There are many genes involved in spermatogenesis and hence abnormalities in them can disrupt spermatogenesis. The AZF locus is located in the long arm of Y chromosome and microdeletions at AZF-a, AZF-b and AZF-c can cause impairment. Unbalanced translocations, pericentric inversions, Kallmann syndrome and Klinefelter syndrome are some pf the conditions with a genetic basis.

Effect of environment and lifestyle

Spermatogenesis occurs at a temperature of 32 degrees centigrade and hence raised temperature impacts spermatogenesis. Hot baths, insulated athletic supports, working in bakery/ foundry have all been implicated.

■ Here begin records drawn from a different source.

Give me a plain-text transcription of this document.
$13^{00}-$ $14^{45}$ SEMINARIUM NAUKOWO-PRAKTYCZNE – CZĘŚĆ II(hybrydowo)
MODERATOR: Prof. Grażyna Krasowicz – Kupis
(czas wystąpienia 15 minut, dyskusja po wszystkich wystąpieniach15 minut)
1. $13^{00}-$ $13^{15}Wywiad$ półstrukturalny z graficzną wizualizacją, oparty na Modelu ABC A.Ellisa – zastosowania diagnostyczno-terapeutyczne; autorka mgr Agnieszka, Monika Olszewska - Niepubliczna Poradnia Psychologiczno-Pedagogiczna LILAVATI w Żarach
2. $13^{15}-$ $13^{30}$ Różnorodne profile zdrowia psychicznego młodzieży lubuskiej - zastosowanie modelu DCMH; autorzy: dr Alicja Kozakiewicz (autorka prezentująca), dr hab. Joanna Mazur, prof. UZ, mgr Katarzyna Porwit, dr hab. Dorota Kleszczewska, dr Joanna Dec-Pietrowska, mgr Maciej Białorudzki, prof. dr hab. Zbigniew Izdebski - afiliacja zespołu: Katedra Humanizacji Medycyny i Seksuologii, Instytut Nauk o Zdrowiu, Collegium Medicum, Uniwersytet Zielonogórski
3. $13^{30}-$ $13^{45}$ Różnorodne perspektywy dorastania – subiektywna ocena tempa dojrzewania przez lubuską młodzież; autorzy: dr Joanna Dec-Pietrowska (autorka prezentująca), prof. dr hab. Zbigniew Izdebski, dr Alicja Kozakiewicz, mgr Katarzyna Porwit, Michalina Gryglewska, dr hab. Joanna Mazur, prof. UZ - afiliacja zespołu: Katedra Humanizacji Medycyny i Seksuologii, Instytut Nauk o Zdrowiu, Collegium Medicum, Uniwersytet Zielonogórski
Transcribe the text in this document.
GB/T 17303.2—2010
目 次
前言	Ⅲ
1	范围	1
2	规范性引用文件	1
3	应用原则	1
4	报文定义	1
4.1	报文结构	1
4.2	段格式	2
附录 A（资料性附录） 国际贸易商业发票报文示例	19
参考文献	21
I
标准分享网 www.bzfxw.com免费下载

High BMI (>25) has been seen to reduce sperm count and motility by 25% and also cause reduction in testosterone.

Smoking and alcohol also affect sperm counts. Maternal smoking in pregnancy can impair spermatogenesis in male fetus.

Chronic use of medicines like sulphasalazine, cimetidine, antiepileptics, antibiotics can hamper spermatogenesis. Chemotherapy and radiotherapy can cause irreversible damage to spermatogenesis and hence sperm banking is recommended before definitive therapy.

Occupations requiring exposure to chemicals have been implicated in abnormal spermatogenesis. These include working with pesticides (DDT), glycol ethers (used as solvents in various procedures), heavy metals (lead, cadmium, mercury) and carbon-di-sulphide.

Understanding spermatogenesis helps in identifying the possible pathologies in conditions of abnormal sperm parameters and taking correct actions whenever feasible.